Hi Guys oh and of course the ladies 

Over the next few days I could do with some help.

I need to increase my ebay reputation and you lovely people can help 

How you may ask.....

By following this link and buying the item from me is the answer.

#38 250ml Sample

There is only one on there at the moment. I will add 4 more this afternoon on a 24 hour auction!

The nightmare with Ebay is that as a new user you cannot do buy nows until you have 5 feedback....

Your help is appreciated!

Johnny


----------



## Neil_S (Oct 26, 2005)

Couple of bids put in to get us started. My dad could defo do with a bottle and another to replenish my other bottle!

Cheers for the Wheel Brightener and APC, arrived this morning :thumb:


----------



## Naddy37 (Oct 27, 2005)

Bid put in from me too....:thumb:


----------



## Johnnyopolis (Oct 25, 2005)

cheers neilos...

I cant do any buy it nows as a new user till you have 5 feedback.... as soon as you and neil put feedback in i just need to sell one more then I will put loads of samples up on buy it nows! APC, Wheel Brightner, Hyper Wash but to name a few! 

So I will finish your auction Neilos, and if you guys could chuck some feedback my way that would be great! 

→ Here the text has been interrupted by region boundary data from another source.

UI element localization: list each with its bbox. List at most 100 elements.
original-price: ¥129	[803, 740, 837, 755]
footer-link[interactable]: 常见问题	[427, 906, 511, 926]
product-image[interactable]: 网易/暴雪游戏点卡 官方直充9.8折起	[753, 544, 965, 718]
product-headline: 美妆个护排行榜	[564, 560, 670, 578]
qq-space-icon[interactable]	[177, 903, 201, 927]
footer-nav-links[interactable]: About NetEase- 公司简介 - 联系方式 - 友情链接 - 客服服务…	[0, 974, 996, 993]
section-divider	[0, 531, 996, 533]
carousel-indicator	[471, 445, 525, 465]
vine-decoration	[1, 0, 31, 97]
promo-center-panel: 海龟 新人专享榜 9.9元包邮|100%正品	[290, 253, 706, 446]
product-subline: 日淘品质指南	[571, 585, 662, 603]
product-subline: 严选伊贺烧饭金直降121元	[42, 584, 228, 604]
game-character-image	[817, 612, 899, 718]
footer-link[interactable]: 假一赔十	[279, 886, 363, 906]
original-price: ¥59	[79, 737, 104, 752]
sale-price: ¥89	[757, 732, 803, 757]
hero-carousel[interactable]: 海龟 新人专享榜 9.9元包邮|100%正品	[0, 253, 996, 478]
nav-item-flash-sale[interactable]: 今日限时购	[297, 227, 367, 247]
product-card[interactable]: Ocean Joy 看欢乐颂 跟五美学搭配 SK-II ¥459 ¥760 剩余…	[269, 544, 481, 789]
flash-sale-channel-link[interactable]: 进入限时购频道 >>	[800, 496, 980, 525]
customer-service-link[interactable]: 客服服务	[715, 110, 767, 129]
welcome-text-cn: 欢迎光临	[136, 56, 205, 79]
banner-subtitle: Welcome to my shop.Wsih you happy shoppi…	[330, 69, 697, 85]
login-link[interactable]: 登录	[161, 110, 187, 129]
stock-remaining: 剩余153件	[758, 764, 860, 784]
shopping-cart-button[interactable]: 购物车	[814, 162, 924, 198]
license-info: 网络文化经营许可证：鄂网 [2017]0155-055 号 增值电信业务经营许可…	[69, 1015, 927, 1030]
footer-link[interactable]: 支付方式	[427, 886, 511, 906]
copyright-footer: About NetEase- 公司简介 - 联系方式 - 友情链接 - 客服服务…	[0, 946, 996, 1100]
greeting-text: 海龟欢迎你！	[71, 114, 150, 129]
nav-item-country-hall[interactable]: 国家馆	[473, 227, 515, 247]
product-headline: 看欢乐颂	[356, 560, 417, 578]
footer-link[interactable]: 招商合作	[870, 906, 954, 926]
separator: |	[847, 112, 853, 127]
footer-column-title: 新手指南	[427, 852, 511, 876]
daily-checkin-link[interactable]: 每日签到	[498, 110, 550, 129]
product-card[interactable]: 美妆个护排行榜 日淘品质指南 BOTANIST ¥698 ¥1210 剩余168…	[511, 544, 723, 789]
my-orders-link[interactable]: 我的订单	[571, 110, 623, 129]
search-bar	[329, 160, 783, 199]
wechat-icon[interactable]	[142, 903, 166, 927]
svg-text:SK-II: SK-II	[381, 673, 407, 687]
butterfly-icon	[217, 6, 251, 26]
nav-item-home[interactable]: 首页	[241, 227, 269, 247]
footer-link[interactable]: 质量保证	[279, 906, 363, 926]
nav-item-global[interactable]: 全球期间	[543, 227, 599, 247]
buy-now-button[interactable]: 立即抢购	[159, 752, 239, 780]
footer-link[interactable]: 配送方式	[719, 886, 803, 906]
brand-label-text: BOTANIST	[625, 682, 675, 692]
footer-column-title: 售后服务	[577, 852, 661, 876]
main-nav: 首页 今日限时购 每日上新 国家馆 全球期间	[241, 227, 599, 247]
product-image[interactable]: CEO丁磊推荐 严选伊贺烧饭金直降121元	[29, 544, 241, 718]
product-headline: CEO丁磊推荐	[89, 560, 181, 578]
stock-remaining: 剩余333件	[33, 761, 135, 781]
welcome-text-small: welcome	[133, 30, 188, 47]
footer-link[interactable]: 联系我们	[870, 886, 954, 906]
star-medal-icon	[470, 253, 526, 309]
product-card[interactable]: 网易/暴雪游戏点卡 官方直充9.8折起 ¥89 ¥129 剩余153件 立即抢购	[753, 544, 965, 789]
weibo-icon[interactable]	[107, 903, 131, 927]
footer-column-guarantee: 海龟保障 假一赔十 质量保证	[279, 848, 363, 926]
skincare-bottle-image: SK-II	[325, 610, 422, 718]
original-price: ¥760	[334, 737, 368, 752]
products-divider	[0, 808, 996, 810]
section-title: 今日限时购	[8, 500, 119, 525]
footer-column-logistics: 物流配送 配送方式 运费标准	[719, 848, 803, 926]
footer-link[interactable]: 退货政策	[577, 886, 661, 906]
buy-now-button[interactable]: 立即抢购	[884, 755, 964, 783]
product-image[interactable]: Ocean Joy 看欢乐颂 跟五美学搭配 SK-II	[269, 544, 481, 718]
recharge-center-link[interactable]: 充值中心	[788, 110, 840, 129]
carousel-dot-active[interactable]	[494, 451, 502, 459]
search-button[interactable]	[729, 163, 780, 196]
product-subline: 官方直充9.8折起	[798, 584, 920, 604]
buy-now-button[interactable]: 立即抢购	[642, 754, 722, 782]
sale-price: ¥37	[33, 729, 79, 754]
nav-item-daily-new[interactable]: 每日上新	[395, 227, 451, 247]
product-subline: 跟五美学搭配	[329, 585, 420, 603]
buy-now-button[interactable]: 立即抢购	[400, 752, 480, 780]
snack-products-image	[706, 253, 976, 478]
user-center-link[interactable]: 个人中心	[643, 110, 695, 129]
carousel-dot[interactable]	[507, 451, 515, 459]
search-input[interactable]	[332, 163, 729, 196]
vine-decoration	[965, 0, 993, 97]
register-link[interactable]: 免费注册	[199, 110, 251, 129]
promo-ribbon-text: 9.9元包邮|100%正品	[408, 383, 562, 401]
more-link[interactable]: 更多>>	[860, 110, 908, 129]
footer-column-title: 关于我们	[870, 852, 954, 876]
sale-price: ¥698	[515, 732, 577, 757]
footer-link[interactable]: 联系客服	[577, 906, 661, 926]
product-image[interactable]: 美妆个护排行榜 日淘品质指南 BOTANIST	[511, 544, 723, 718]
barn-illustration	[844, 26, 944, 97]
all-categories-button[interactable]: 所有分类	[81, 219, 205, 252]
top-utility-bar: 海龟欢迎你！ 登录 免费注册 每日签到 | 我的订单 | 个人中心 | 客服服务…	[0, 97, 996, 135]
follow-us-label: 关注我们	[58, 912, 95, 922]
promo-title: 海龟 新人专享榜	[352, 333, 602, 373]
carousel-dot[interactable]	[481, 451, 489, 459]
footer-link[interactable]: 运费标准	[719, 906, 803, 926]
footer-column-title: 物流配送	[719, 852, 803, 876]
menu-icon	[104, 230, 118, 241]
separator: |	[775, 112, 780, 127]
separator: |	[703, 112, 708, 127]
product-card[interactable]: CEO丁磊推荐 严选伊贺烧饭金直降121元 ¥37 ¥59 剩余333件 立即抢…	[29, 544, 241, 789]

Oh and I will return the favour but im not allowed to give feedback as a new used for 5 days! Jeez you gotta love ebay!

Johnny


----------



## tosh (Dec 30, 2005)

Another bid placed...
--Tosh


----------



## Johnnyopolis (Oct 25, 2005)

nice one thanks! Ill finish it early....


----------



## tosh (Dec 30, 2005)

Feedback sent...

--Tosh


----------



## Naddy37 (Oct 27, 2005)

Cheers John, #38 sample arrived today. Feedback left...:thumb:


----------



## Johnnyopolis (Oct 25, 2005)

Thanks guys, there is a lack of samples at the moment, but we are waiting for some bottles to arrive....

As soon as they do bits will be back online!

Cheers,

Johnny


----------



## WHIZZER (Oct 25, 2005)

just noticed you have got autosmart brisk on there top product :thumb:


----------